The agenda also says the board will provide direction to staff about further actions to be taken, “including whether to send a letter to the Governor requesting approval to relax his current stay-at-home orders in El Dorado County.”
Tuesday’s meeting will be held virtually via Zoom teleconferencing and is open to public participation.
El Dorado County is the first in the state to announce it will let its countywide stay-at-home order expire before the statewide order is listed, though a few sparsely populated counties including Alpine, Glenn, Inyo, Siskiyou and Tuolumne either never issued their own mandatory stay-home orders or allowed their orders to be superseded by Newsom’s order in March.
Four other counties’ orders — those of Amador, Madera, Riverside and San Diego — are set to expire Thursday, but public health officials have not yet announced whether those orders will end, be extended or be amended.
Another two counties, Mariposa and Tehama, appear to not have full stay-at-home orders in effect, but instead have orders prohibiting large gatherings. Both of those orders expire Thursday as well, with no word yet on extension.
Public health officers’ orders in the capital region’s three remaining counties — Sacramento, Placer and Yolo — currently last through Friday. Yolo officials say the county will modify and replace its shelter-in-place order, after Tuesday afternoon’s Board of Supervisors meeting but before the Friday expiration.

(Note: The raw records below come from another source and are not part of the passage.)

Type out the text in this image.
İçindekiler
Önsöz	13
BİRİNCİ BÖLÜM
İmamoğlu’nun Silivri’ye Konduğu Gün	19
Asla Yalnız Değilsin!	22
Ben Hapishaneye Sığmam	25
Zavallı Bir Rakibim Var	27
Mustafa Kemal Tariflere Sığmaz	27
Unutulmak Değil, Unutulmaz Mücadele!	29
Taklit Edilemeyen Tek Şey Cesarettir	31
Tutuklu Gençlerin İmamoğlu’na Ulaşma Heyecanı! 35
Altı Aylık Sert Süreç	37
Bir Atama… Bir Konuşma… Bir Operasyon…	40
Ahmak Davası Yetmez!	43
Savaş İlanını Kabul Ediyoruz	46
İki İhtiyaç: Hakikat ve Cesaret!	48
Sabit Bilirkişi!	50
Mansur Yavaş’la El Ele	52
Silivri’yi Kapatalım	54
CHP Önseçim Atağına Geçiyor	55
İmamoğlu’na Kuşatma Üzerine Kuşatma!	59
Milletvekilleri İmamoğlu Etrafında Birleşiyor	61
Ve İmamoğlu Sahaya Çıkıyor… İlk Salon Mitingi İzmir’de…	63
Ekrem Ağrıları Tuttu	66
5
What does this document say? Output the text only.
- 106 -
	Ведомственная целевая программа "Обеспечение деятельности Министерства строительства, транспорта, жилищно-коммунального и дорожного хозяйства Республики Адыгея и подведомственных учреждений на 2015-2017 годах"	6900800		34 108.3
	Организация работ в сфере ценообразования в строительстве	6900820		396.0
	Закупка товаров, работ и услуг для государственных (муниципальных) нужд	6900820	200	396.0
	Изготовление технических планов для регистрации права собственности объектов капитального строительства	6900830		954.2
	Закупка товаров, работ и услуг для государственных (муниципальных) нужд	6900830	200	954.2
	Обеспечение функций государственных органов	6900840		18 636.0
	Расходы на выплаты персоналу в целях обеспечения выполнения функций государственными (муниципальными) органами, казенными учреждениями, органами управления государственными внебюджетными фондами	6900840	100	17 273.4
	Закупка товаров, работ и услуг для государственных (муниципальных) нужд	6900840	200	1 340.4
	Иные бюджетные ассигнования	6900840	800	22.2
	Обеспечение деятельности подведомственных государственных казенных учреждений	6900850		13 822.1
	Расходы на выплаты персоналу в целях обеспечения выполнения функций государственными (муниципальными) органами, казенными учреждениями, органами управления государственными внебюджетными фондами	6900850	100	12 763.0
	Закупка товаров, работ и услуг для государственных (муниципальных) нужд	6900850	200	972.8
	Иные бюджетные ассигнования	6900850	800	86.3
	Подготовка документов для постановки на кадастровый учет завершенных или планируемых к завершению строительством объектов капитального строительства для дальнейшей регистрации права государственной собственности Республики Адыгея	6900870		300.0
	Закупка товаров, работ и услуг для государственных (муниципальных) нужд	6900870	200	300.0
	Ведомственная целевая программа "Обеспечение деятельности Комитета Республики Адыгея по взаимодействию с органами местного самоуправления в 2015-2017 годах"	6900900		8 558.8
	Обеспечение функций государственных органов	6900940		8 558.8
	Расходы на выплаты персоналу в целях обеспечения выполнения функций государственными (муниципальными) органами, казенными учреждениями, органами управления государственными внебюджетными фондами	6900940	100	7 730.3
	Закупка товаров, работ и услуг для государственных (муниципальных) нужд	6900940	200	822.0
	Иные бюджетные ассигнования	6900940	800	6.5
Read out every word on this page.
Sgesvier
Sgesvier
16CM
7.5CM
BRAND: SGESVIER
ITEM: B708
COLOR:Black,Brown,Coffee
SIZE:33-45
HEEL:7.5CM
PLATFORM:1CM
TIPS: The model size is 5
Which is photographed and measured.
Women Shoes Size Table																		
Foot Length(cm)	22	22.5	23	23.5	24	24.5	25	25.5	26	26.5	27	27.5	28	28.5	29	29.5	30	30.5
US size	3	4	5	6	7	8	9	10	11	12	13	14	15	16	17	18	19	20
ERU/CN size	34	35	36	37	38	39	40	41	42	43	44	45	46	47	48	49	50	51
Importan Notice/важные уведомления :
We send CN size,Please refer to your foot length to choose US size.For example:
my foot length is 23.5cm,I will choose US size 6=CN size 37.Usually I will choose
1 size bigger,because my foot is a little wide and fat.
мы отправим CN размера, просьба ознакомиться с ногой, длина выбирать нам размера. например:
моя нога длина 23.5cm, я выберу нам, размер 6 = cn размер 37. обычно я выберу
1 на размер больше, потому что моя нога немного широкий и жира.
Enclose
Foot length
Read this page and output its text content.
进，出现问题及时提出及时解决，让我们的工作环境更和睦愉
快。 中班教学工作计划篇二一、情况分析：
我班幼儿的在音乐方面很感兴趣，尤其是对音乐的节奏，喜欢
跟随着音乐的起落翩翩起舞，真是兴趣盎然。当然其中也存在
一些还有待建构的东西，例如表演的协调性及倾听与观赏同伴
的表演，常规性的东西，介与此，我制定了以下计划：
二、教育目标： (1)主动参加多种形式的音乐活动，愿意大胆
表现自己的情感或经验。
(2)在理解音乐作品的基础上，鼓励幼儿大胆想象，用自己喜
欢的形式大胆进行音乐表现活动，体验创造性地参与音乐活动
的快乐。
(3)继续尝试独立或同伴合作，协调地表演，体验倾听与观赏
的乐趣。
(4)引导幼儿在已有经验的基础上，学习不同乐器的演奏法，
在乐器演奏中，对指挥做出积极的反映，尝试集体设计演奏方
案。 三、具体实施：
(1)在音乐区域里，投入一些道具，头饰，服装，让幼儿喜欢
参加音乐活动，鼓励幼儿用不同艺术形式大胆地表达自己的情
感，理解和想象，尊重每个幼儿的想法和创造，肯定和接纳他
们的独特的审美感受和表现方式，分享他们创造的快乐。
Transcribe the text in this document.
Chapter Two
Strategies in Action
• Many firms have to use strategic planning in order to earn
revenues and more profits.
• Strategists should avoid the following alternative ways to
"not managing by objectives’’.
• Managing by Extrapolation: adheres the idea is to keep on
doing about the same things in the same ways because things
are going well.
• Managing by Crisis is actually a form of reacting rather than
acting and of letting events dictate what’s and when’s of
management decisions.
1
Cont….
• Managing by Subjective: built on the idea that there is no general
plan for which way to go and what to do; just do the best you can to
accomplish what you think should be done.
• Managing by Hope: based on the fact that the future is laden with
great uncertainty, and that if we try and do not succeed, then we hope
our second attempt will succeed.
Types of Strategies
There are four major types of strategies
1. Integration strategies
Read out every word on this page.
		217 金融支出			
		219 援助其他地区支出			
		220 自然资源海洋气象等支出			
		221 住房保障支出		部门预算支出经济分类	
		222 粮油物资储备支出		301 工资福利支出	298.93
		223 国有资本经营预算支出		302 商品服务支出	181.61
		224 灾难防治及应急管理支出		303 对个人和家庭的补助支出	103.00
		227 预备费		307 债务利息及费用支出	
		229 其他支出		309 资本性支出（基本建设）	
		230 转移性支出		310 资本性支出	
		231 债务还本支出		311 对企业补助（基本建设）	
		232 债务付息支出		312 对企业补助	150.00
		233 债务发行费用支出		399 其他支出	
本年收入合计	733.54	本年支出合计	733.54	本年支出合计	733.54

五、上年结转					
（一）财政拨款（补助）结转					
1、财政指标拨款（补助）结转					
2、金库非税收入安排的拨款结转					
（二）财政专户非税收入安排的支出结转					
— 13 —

Local officials across several rural Northern California counties have in recent weeks called on Newsom to allow them to begin gradually reopening, pointing primarily to the economic damage suffered by several weeks of shutdown. Leaders from Butte, Colusa, Glenn, Sutter, Tehama and Yuba counties on Monday penned a letter to Newsom asking permission to began to loosen their stay-at-home orders.
Butte County’s public health department on a website dedicated to COVID-19 says it is already planning efforts to reopen, but for the moment “remains subject to the State’s Stay-at-Home Order, and does not currently have authority to modify or lift the State order to be less restrictive.” The two-county Yuba-Sutter public health officer’s stay-home order is set to expire Sunday. Colusa’s stay-at-home order expires May 8.
What has Newsom said?
Newsom has recently countered that rural parts of California face a different set of risks from the coronavirus than more densely populated urban hubs like Los Angeles County, where more than half of the state’s COVID-19 fatalities have come as of Monday. But they do still face danger from the disease, Newsom has maintained.
“So if you’re living in a community where you think, ‘Well, we’re immune, we’re OK, we’ve got this. We’re not LA, we’re not some of these other counties in the state of California,’ I hope you’ll disabuse yourself of that and consider the fact that some of the most challenging parts of the state remain some of our rural parts of our state,” Newsom said early last week.
He pointed to “testing deserts” in rural parts of California, as well as lower hospital capacities, as the challenges those areas face.